Tony winner Brian Bedford, who last appeared on the Broadway stage as Lady Bracknell in The Importance of Being Earnest, died on January 13 at the age of 80. The cause was cancer, according to the New York Times.
Born on February 16, 1935 in West Riding of Yorkshire, Bedford grew up in a home with no hot water, where two of his brothers died of tuberculosis. In a 2011 interview with the New York Times, he recalled hiding in his childhood home’s bathroom rehearsing lines he heard on the radio. At the age of 15, he left school to join an amateur theater group. About two years later, he attended the Royal Academy of Dramatic Art in London.
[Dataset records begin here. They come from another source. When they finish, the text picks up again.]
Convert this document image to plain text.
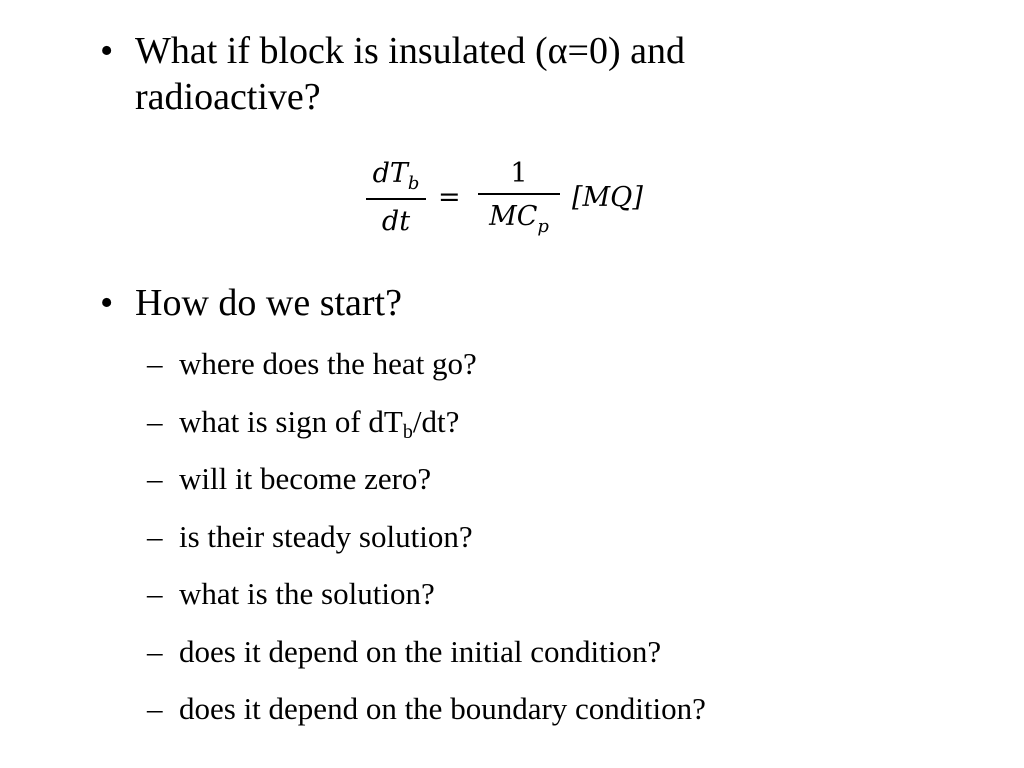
• What if block is insulated (α=0) and radioactive?
$dT_b$
dt
=
1
$MC_p$
[MQ]
• How do we start?
– where does the heat go?
– what is sign of dTb/dt?
– will it become zero?
– is their steady solution?
– what is the solution?
– does it depend on the initial condition?
– does it depend on the boundary condition?
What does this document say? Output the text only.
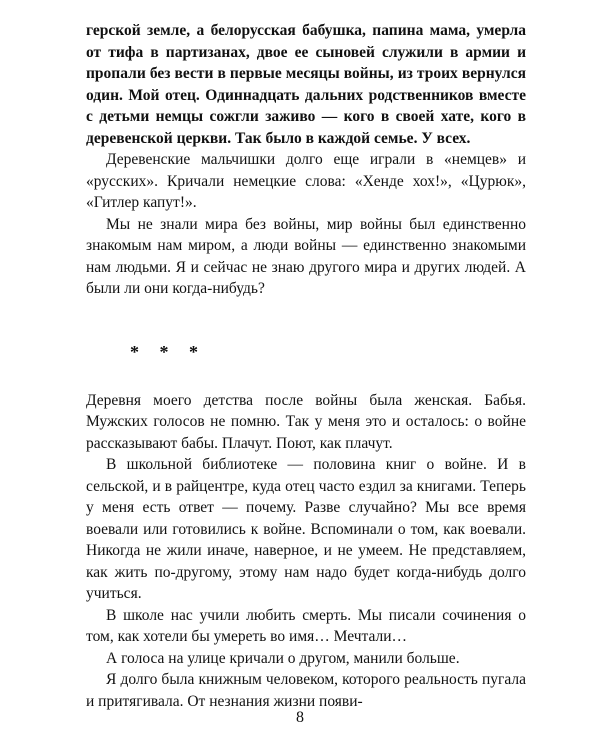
герской земле, а белорусская бабушка, папина мама, умерла от тифа в партизанах, двое ее сыновей служили в армии и пропали без вести в первые месяцы войны, из троих вернулся один. Мой отец. Одиннадцать дальних родственников вместе с детьми немцы сожгли заживо — кого в своей хате, кого в деревенской церкви. Так было в каждой семье. У всех.

Деревенские мальчишки долго еще играли в «немцев» и «русских». Кричали немецкие слова: «Хенде хох!», «Цурюк», «Гитлер капут!».

Мы не знали мира без войны, мир войны был единственно знакомым нам миром, а люди войны — единственно знакомыми нам людьми. Я и сейчас не знаю другого мира и других людей. А были ли они когда-нибудь?

* * *

Деревня моего детства после войны была женская. Бабья. Мужских голосов не помню. Так у меня это и осталось: о войне рассказывают бабы. Плачут. Поют, как плачут.

В школьной библиотеке — половина книг о войне. И в сельской, и в райцентре, куда отец часто ездил за книгами. Теперь у меня есть ответ — почему. Разве случайно? Мы все время воевали или готовились к войне. Вспоминали о том, как воевали. Никогда не жили иначе, наверное, и не умеем. Не представляем, как жить по-другому, этому нам надо будет когда-нибудь долго учиться.

В школе нас учили любить смерть. Мы писали сочинения о том, как хотели бы умереть во имя… Мечтали…

А голоса на улице кричали о другом, манили больше.

Я долго была книжным человеком, которого реальность пугала и притягивала. От незнания жизни появи-

8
Bedford made his West End debut in 1956, in Sally Benson’s The Young and the Beautiful, based on stories by F. Scott Fitzgerald. Three years later, he appeared on the Great White Way for the first time in Five Finger Exercise. He went on to star in a number of Broadway shows, including Lord Pengo, The Unknown Soldier and His Wife, The Cocktail Party, The Misanthrope and Private Lives before headlining The School for Wives, which earned him a Tony Award.
For nearly 30 years, Bedford maintained a celebrated career at Canada’s Stratford Shakespeare Festival as a performer and director. He first appeared in Measure for Measure in 1975, and went on to appear in a number of productions, including Much Ado About Nothing, The Seagull, Arms and the Man and The Tempest. He concluded his career there by directing and starring in Molière’s The Misanthrope.
It was at the Stratford Shakespeare Festival that Bedford premiered his performance as Lady Bracknell in Oscar Wilde’s The Importance of Being Earnest. The production, which he also directed, transferred to Broadway in 2011 and earned him his seventh and final Tony nomination.
Bedford received additional Tony nominations for Two Shakespearean Actors, Timon of Athens, The Molière Comedies, London Assurance and Tartuffe. His screen work includes Miracle in Soho, Grand Prix and Disney’s Robin Hood, for which he provided the voice of the title character.
Bedford is survived by his husband and partner of 30 years, fellow actor Tim MacDonald.